One of my personal interpretations was that this brahma was actually compassionate part of the mind of the Buddha (something like powerful mindstate of loving-kindness, a brahma-vihara). Maybe it shows that reaching enlightenment gives you this feeling of “leaving the world of suffering”, and just chilling in very high or nibbanic jhanas and general arahanthood, and that it is so great that you no longer want to get “your hands dirty” in the world with all its ups and downs, disrespectful people, possible dangers etc.
But the Heart aspect of compassion was stronger, so Buddha went teaching even when he could just chill in the nibbanic jhanas to the end of his days?
My interpretation is that this sutta shows that going teaching out of compassion was actually a CHOICE and not mandatory, showing that enlightened beings are not a compassionate-machine that is driven by some unstoppable force of Love, but being that can still make a choice, and chooses out compassion and love to help others.
Another importaint aspect in my opinion is that, it shows that at least some brahmas (if not most) are actually on the side of dhamma, and they want good of people, even if it means reaching Nibbana.

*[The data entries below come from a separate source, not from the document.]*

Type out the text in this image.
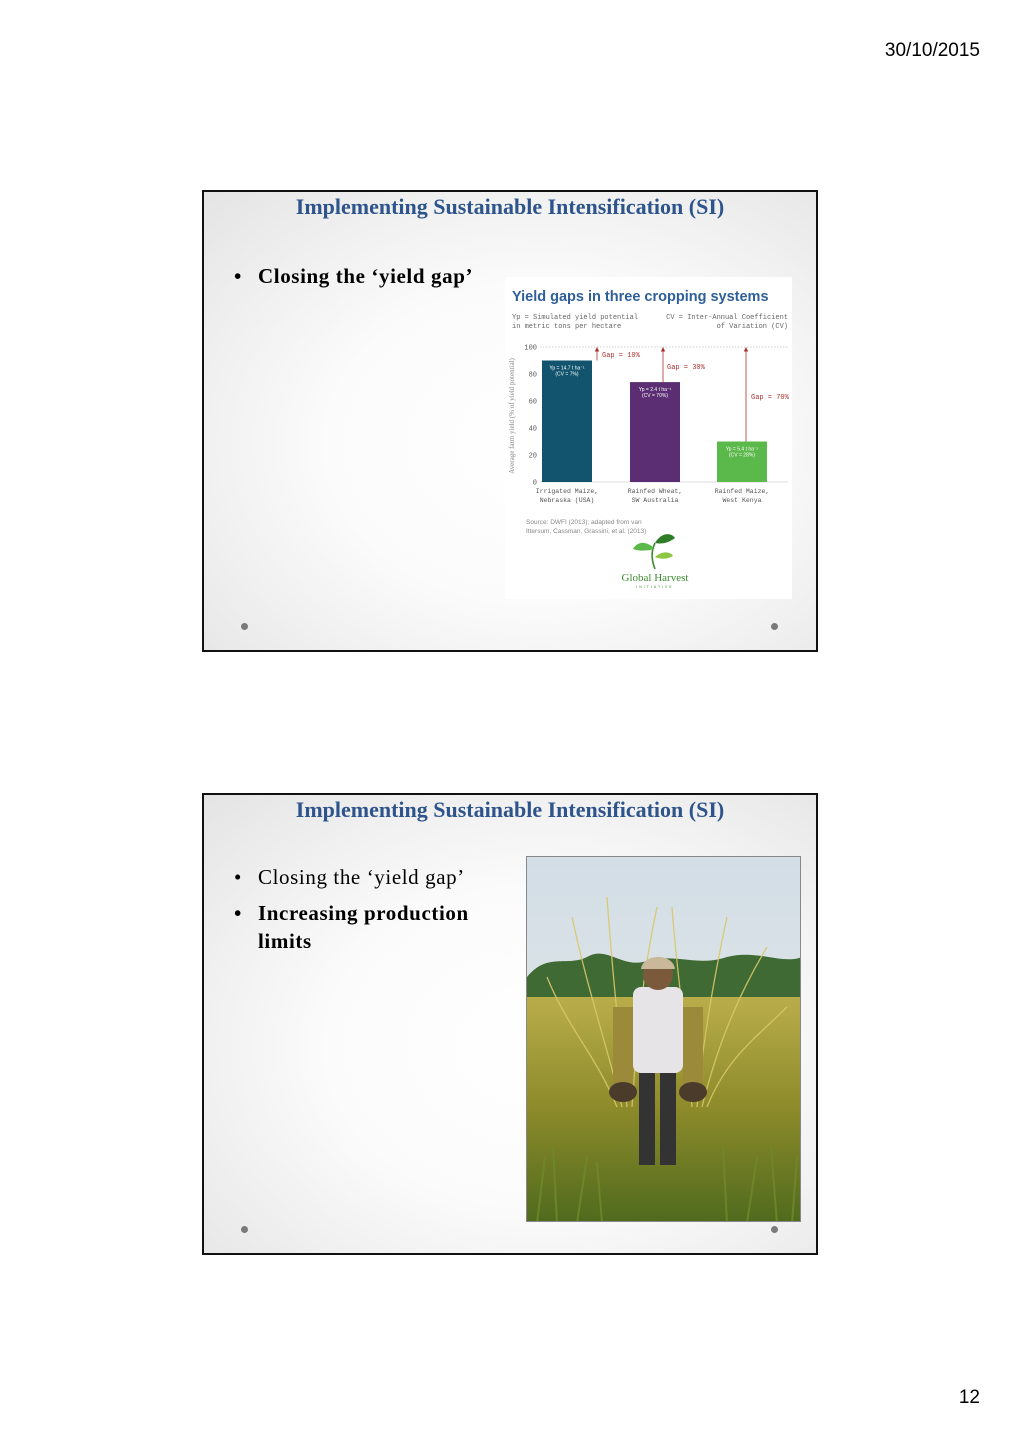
30/10/2015
Implementing Sustainable Intensification (SI)
• Closing the ‘yield gap’
Yield gaps in three cropping systems
Yp = Simulated yield potential
in metric tons per hectare
CV = Inter-Annual Coefficient
of Variation (CV)
Average farm yield (% of yield potential)
0
20
40
60
80
100
Yp = 14.7 t ha⁻¹
(CV = 7%)
Gap = 10%
Irrigated Maize,
Nebraska (USA)
Yp = 2.4 t ha⁻¹
(CV = 70%)
Gap = 30%
Rainfed Wheat,
SW Australia
Yp = 5.4 t ha⁻¹
(CV = 28%)
Gap = 70%
Rainfed Maize,
West Kenya
Source: DWFI (2013); adapted from van
Ittersum, Cassman, Grassini, et al. (2013)
Global Harvest
INITIATIVE
Implementing Sustainable Intensification (SI)
• Closing the ‘yield gap’
• Increasing production limits
12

It is quite different from the brahma that Buddha met in Brahmanimantanika sutta, which Buddha had to convince that dhamma and Nibbana are better than being in brahmic plane.
Also it shows that this Brahma Sahampati is completely different than deva Mara, who wish for people to stay in samsara, and wanted that Buddha did not teach.
So, it shows that some Brahmas are friends of Dhamma (unlike some Devas who can be very deluded and want just to explore more sensual pleasures) and can be trusted to help us on the Path, if we have minds that can communicate with them.
So, Brahmas are friends of Buddhas if they only see the truth of Dhamma I think it is importaint to remember that they are on the side of good, and I believe it is part of messege of this sutta.
But that’s just my interpretations
I’m very curious about others take on this.